Le 106 à Rouen ouvre le 36e 106 Experience. Mardi 30 septembre, il présente quatre groupes normands qu’il parraine. Parmi eux, il y a Mannequins.

 

mannequinsIl a fallu un peu de temps à Mannequins pour trouver le line-up idéal. Après des départs, avec ou sans retour, de nouvelles arrivées, le groupe rouennais a trouvé son équilibre à cinq musiciens. A sa tête, Adrian Dépinay qui s’est entouré des musiciens de Gordon Melon. « C’est une rencontre un peu improbable parce que nous ne venons pas de styles qui a priori pouvaient fusionner. Pourtant, ça marche. Dans ce groupe, nous allons au delà des styles. Nous nous appuyons sur les compétences de chacun ».

 

Au niveau musical, Mannequins fait le grand écart entre « la mélodie et le bordel », « la pop et le noise ». La priorité : « il faut que ça sonne. Nous sommes désormais à trois guitares. Forcément, cela oriente les choix artistiques ». S’il faut faire des comparaisons, Mannequins rappelle Franz Ferdinand, The Strokes ou encore Bloc Party. Pour l’écriture des textes, Adrian Dépinay trouve son inspiration dans le cinéma des années 1960 et 1970, dans la littérature. « Je privilégie les ambiances au côté narratif. Comme le cinéaste japonais Ozu.

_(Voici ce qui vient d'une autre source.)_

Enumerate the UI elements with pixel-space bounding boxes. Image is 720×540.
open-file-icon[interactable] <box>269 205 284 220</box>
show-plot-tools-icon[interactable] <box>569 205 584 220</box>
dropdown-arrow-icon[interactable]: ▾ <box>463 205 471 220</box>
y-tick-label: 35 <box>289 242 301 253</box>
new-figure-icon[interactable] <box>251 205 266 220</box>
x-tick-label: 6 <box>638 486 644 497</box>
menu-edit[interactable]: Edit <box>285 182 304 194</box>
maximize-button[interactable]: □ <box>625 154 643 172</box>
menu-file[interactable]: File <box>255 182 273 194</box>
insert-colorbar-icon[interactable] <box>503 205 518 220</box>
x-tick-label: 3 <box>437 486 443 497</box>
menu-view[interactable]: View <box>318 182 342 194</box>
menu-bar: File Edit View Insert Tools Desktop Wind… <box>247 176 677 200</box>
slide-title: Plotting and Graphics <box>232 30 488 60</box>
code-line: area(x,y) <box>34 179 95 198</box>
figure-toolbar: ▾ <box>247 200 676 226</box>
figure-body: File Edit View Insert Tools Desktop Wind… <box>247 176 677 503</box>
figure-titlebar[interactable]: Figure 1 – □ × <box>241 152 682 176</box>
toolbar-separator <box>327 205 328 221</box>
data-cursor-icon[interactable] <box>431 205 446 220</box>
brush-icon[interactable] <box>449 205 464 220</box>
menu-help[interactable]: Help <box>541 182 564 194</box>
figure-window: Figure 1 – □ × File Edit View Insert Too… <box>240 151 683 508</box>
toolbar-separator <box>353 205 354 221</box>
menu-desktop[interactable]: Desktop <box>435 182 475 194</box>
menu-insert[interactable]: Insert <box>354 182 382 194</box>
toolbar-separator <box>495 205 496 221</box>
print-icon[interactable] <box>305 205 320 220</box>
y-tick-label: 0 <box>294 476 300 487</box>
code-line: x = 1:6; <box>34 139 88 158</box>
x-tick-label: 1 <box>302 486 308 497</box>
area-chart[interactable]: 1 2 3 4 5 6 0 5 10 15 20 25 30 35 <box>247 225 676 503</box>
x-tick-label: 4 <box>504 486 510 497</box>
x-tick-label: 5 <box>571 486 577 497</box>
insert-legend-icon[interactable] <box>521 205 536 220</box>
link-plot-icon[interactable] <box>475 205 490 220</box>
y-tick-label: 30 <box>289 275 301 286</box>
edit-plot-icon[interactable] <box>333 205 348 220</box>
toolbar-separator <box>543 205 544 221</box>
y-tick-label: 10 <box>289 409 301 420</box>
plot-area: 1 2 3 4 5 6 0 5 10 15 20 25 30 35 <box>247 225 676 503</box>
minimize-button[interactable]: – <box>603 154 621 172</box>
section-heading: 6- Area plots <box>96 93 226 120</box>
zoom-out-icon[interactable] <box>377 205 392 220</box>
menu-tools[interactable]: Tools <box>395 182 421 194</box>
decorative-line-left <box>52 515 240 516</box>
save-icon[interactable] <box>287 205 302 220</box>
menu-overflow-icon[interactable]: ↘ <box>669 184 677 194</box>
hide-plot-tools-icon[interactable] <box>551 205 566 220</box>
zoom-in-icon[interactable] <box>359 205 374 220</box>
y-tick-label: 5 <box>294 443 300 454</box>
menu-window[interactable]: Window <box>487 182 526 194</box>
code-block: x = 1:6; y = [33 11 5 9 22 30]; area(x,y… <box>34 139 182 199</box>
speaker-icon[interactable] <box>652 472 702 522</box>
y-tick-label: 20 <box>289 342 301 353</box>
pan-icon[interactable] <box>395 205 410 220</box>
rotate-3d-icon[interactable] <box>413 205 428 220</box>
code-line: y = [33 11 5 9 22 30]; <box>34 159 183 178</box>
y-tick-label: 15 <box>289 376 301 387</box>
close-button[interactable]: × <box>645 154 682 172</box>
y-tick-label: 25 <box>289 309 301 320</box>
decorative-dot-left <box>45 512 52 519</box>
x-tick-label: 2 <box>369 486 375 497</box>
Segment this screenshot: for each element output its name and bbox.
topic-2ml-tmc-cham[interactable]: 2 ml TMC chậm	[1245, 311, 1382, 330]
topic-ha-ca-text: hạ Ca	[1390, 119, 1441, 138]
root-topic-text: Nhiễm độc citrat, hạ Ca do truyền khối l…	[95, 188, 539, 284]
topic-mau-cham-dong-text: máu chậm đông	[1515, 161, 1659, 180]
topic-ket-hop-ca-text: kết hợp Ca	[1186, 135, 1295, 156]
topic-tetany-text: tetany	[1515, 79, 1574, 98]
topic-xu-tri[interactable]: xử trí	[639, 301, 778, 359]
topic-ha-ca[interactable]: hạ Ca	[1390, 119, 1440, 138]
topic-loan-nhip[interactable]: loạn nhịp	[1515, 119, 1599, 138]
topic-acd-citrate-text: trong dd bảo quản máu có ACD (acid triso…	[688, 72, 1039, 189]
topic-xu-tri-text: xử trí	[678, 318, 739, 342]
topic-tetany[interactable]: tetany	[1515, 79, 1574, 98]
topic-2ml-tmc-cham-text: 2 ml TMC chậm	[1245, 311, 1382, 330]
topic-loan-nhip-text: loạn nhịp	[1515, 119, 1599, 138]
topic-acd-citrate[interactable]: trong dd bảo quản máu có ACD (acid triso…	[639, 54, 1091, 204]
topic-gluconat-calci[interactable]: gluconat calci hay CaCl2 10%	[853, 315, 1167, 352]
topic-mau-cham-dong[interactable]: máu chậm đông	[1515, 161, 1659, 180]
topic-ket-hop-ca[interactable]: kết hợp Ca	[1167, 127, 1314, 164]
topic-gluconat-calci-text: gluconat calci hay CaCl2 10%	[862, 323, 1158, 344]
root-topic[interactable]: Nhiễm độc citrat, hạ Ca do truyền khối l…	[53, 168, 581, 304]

Dans ses films, il n’y avait quasiment pas de scénario, tout était dans les ambiances ».

 

Prochaine étape pour Mannequins : le concert au 106, parrain du groupe. « C’est un peu la famille. Nous y répétons régulièrement. Après une période au Kalif, nous avions besoin d’un nouvel élan. Cela s’est révélé bénéfique ». Autre nouvelle : la sortie du premier album dans les prochains jours après un enregistrement au Tahiti Lab. Mannequins envisage enfin le tournage de deux clips et quelques concerts en Angleterre.